A team of scientists from Wellcome Trust Sanger Institute and Edinburgh University claim that they have discovered a bunch of proteins which play a critical role in the development of more than 130 brain diseases. The study also established a link between diseases that occur and the evolution of human brain.
Human brain is a complex network of nerve cells interconnected by billions of pathways known as synapses. Within these synapses are proteins - similar to the components of an engine known as post-synaptic density or PSD. Studies of animal synapses have indicated that PSD could be important in human diseases and behaviour, however very little is known about it.

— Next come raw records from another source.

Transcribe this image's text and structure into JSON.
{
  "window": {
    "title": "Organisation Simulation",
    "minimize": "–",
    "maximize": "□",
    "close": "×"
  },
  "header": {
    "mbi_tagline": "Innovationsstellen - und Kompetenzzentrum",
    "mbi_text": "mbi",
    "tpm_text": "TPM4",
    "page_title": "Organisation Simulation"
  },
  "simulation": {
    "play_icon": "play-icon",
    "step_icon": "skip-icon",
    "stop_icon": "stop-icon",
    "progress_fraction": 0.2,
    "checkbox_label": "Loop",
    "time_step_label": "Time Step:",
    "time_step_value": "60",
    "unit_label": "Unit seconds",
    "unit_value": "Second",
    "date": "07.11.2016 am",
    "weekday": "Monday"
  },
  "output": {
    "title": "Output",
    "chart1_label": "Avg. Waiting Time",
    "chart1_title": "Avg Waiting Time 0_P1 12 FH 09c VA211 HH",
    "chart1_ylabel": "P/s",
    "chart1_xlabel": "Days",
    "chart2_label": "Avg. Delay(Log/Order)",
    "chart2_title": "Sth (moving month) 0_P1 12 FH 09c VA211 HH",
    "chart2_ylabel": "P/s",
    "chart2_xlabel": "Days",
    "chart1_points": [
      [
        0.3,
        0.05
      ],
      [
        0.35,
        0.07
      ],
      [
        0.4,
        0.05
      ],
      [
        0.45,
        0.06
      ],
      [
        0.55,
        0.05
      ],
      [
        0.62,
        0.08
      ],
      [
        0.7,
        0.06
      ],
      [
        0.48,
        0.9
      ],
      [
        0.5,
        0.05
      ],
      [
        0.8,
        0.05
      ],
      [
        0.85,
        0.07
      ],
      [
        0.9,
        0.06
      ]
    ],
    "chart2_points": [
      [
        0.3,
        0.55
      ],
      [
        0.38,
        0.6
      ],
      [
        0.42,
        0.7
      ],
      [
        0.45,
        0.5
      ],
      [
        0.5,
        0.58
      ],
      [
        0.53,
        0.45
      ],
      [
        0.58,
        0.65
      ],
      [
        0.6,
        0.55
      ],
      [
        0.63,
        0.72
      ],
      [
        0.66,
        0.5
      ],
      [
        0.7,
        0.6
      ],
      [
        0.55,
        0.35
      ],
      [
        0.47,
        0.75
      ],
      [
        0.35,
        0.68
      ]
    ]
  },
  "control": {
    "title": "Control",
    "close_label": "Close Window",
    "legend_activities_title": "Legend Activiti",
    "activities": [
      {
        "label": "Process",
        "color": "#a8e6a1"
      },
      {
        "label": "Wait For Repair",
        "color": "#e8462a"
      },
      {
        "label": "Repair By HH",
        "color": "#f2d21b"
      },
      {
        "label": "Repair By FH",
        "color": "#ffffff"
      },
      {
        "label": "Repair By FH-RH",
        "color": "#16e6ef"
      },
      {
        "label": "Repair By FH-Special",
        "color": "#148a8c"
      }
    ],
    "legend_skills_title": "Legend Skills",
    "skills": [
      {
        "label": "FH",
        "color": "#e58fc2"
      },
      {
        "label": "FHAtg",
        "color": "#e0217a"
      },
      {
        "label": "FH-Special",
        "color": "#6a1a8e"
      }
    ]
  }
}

Led by Professor Seth Grant, scientists extracted PSDs from synapses of patients undergoing brain surgery and identified their molecular components by using a method known as proteomics. This helped them identify 1,461 proteins, each encoded by a separate gene. It enabled them to identify diseases which affect human synapses. The team found that over 130 brain diseases are associated with PSDs which include Alzheimer’s, Parkinson’s, epilepsies, autism, learning disability and other neurodegenerative disorders.
Scientists now have a list of over 1,000 suspected proteins, out of which every seventh protein is involved in a known clinical disorder and over half of them are repeat offenders. The findings have opened up new ways for tackling diseases. These proteins have deep roots in evolution and they play an indirect role in behavioural aspects such as learning and memory, emotions and mood as well as social behaviours and addiction or drug abuse. In order to help everyone, the team has released the entire data in public domain.